Antonio Apud

Personal information
- Full name: Antonio Apud Nieves
- Date of birth: 17 September 1967 (age 58)
- Place of birth: Argentina
- Position: Midfielder

Senior career*
- Years: Team / Apps / (Gls)
- 1984–1987: Atlético Tucumán / 36+ / (4+)
- 1987–1990: Talleres / 67 / (3)
- 1990–1992: Boca / 41 / (1)
- 1992: Mandiyú / 8 / (1)
- 1993–1995: Santos Laguna
- 1995–1996: Veracruz
- 1996: León

= Antonio Apud =

Argentine association footballer

Antonio Apud Nieves (born 17 September 1967) is an Argentine former footballer who last played as a midfielder for León.

==Early life==

Apud was born in 1967 in the El Bosque neighborhood.

==Playing career==

Apud was nicknamed "El Turco".
He started his career with Argentine third-tier side Atlético Tucumán.

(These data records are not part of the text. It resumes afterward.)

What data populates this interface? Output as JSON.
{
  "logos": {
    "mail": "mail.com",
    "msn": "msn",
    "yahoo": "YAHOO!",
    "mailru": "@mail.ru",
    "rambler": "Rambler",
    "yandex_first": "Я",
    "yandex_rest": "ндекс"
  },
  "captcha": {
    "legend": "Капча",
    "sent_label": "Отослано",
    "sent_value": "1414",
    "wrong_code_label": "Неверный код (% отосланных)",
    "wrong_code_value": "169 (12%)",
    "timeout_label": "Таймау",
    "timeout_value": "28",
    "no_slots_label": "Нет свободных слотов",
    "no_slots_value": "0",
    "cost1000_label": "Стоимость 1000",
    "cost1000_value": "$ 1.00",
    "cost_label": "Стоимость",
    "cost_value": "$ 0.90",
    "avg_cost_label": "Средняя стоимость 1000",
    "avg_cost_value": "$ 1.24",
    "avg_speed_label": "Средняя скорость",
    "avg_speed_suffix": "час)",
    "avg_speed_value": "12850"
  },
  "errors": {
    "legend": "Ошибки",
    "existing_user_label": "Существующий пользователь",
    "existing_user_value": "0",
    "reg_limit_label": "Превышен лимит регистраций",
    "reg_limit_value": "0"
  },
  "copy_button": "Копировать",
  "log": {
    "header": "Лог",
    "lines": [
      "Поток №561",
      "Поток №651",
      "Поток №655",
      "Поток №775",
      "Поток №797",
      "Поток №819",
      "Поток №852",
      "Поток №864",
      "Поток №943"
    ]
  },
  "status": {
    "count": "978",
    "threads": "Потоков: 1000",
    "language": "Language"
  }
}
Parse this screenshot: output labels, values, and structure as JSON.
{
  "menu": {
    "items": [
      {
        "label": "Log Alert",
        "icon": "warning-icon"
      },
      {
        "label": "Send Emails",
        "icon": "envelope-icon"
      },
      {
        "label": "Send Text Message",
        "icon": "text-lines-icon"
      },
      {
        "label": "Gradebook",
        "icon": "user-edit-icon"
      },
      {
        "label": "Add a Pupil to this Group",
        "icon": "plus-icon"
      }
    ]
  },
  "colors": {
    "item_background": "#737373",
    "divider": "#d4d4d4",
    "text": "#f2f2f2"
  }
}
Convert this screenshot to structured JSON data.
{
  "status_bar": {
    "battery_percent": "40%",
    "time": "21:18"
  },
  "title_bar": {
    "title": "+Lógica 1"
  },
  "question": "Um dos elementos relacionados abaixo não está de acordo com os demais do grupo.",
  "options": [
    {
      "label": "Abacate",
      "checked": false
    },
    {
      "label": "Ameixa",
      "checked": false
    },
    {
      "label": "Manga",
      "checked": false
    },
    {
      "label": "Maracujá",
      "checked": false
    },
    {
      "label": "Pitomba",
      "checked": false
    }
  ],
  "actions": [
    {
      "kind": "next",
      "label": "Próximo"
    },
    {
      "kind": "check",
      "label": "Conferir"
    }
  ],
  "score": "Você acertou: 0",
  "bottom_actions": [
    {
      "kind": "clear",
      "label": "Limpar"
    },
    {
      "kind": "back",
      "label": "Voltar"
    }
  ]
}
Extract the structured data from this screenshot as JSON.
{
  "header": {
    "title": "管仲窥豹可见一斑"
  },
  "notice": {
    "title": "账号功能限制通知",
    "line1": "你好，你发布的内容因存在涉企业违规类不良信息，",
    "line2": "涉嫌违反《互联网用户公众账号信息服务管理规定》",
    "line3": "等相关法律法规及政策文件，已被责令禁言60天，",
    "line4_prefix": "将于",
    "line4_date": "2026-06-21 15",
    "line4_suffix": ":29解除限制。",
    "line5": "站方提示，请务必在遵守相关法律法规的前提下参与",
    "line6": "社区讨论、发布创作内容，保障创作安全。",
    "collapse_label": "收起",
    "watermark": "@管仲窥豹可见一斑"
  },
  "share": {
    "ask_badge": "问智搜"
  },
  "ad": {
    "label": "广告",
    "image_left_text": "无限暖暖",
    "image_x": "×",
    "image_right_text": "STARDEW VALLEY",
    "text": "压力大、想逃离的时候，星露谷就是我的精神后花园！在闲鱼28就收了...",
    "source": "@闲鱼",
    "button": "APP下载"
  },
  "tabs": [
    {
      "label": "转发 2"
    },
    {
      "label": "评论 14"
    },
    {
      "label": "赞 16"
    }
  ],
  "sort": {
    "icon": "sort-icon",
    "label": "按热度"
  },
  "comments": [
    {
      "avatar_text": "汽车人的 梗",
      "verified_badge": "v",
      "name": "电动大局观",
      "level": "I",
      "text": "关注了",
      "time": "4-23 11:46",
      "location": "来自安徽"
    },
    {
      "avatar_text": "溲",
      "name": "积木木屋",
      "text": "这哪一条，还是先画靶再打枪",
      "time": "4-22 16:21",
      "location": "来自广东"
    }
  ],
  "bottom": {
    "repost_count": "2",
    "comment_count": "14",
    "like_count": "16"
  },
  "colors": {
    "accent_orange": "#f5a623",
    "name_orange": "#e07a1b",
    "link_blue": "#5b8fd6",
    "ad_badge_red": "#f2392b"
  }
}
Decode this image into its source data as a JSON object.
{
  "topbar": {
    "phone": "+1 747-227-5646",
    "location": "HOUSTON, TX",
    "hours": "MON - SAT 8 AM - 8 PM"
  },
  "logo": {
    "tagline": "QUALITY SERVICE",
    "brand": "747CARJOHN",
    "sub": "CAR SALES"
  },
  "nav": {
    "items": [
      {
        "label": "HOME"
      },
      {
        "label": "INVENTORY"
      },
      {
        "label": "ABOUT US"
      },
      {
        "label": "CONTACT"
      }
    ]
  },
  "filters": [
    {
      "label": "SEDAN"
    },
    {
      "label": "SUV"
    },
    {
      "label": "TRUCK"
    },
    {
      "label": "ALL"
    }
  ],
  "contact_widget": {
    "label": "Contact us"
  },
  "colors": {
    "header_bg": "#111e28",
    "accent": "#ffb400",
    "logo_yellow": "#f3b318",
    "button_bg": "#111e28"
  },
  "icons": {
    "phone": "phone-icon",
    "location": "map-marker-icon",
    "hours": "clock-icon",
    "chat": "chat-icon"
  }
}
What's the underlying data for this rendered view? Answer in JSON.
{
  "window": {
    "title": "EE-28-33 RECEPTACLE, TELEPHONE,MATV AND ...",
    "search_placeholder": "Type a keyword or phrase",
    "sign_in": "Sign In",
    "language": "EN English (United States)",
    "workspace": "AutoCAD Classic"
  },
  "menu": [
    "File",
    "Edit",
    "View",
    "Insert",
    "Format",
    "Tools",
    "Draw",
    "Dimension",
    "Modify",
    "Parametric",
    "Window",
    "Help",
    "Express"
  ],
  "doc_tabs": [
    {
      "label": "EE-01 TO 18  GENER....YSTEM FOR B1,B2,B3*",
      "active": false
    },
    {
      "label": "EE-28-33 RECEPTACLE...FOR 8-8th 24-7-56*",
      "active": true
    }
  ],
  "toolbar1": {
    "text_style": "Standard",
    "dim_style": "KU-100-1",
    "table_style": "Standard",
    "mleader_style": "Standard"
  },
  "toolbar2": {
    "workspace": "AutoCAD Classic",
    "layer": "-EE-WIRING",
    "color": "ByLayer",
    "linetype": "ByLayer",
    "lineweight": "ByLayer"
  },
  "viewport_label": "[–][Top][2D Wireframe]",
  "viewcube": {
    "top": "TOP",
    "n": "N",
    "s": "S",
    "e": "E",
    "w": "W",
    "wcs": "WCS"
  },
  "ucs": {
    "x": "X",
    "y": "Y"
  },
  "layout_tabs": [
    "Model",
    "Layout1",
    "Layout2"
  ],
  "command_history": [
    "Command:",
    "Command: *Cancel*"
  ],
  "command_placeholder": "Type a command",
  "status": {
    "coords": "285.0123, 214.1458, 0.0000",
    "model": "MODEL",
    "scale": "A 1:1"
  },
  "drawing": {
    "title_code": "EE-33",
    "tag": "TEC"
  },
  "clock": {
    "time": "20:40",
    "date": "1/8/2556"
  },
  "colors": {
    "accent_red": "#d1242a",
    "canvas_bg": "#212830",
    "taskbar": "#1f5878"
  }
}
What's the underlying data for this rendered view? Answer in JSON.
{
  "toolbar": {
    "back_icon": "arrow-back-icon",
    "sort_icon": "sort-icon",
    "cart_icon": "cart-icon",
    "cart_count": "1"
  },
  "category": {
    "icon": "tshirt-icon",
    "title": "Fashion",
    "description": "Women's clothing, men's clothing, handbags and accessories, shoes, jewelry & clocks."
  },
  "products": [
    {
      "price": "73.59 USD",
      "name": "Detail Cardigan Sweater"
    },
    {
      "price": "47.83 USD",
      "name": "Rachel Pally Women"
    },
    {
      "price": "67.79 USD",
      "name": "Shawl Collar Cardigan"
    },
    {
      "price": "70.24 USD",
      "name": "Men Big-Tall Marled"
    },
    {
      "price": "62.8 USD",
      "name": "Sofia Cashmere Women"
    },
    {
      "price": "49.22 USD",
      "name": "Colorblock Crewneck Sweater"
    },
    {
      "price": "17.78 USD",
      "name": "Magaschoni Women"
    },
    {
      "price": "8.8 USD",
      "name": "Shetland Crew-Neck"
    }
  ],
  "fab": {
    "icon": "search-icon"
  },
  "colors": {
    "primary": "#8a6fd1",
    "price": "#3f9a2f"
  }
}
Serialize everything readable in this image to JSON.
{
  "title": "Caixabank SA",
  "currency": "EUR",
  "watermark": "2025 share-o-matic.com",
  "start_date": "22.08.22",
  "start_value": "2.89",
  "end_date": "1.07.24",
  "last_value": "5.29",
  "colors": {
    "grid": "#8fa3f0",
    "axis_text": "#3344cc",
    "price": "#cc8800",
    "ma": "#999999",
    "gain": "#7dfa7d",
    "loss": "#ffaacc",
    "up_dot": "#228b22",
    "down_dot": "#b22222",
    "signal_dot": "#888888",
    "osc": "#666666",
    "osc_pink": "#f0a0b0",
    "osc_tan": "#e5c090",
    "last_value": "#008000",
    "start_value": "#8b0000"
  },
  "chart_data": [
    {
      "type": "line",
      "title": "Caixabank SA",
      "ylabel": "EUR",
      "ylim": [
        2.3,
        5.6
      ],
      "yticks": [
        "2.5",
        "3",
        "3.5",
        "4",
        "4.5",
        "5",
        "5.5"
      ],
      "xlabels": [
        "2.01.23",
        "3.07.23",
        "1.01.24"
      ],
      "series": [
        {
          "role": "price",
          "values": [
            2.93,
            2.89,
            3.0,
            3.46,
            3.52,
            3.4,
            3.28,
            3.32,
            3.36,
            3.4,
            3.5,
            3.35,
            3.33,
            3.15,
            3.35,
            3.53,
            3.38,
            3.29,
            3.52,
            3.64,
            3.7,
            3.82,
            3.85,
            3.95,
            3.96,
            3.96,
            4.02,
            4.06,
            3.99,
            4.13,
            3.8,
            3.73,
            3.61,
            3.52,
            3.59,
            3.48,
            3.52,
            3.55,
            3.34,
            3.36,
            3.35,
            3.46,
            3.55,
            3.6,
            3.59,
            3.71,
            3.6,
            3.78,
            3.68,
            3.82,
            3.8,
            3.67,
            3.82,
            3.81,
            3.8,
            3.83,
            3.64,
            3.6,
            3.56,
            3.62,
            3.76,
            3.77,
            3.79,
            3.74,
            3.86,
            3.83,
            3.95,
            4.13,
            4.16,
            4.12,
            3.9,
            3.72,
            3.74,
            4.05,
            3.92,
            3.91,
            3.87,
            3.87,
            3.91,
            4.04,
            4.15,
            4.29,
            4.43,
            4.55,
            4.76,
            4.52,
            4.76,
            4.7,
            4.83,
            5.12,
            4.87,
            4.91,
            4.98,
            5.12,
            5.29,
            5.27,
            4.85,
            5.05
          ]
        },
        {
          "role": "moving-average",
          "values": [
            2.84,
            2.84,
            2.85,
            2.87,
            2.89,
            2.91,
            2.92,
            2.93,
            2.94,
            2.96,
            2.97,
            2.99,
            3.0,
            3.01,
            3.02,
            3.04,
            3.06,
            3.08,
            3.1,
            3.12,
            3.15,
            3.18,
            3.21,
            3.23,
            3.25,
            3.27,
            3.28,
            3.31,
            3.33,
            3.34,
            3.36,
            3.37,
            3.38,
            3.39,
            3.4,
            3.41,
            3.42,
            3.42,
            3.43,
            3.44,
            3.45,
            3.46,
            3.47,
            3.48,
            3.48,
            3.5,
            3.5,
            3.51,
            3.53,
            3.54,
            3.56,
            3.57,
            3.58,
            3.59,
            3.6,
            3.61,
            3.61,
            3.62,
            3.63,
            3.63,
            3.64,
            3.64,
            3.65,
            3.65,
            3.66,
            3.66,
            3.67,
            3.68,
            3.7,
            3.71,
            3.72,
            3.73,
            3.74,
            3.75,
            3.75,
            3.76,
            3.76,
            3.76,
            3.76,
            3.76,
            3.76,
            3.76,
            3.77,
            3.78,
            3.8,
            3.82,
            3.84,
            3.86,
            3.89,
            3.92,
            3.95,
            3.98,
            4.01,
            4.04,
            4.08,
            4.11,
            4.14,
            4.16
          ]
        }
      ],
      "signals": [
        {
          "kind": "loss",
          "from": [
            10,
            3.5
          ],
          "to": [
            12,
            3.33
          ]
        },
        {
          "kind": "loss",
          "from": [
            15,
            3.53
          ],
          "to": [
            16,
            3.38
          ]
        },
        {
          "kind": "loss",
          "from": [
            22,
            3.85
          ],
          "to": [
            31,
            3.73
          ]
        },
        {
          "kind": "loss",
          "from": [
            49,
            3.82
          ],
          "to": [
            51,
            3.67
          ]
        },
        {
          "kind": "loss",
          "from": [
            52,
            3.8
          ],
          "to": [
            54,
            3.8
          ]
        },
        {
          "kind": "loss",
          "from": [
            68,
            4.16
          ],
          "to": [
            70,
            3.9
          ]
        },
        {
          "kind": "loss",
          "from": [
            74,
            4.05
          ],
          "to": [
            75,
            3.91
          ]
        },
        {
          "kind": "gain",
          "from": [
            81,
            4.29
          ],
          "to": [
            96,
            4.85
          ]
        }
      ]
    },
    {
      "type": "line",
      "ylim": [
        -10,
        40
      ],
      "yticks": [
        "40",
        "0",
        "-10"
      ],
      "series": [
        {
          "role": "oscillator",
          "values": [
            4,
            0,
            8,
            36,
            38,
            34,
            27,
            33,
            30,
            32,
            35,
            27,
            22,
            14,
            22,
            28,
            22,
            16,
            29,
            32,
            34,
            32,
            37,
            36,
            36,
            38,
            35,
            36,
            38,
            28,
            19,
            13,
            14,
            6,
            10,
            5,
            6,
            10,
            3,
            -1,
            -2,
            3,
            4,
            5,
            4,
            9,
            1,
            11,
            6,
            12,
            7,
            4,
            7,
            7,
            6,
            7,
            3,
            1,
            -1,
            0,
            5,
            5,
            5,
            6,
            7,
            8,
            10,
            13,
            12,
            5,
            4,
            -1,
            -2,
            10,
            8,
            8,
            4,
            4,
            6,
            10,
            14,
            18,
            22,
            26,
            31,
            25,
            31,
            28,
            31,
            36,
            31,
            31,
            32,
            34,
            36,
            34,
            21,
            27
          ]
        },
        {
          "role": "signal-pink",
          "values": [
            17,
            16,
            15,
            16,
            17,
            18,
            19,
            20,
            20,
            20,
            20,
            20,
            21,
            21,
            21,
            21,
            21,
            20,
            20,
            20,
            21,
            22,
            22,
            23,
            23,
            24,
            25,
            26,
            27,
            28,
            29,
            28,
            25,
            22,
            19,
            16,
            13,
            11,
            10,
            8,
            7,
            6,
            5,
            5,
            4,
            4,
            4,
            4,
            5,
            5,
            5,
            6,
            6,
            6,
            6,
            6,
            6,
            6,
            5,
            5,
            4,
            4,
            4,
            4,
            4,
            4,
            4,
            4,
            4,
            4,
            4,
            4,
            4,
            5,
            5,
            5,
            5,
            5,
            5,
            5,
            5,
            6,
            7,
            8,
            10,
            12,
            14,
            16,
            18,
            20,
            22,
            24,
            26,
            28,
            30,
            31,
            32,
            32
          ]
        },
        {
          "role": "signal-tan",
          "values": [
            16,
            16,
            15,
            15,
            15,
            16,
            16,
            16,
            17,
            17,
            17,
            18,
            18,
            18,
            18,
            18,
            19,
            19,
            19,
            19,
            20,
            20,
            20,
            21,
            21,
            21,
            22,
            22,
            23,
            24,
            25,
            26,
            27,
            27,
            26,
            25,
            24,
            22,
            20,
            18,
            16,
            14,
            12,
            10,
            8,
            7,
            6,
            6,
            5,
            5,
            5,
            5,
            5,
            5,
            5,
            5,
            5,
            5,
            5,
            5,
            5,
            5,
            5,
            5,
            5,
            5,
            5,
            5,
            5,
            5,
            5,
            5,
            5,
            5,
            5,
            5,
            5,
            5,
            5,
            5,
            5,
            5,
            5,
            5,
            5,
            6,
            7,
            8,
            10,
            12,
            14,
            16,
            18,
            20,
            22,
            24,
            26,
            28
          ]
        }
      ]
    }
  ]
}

He was regarded as an important player in the club's promotion to the Argentine second tier. In 1987, he signed for Argentine side Talleres, where he was regarded as an important player for the club. In 1990, he signed for Argentina top flight side Boca, where he played in the Copa Libertadores. In 1996, he signed for Mexican side León, where he was regarded as a "luxury" signing. He retired from professional football after suffering injuries.

==Post-playing career==

After retiring from professional football, Apud worked as a youth manager.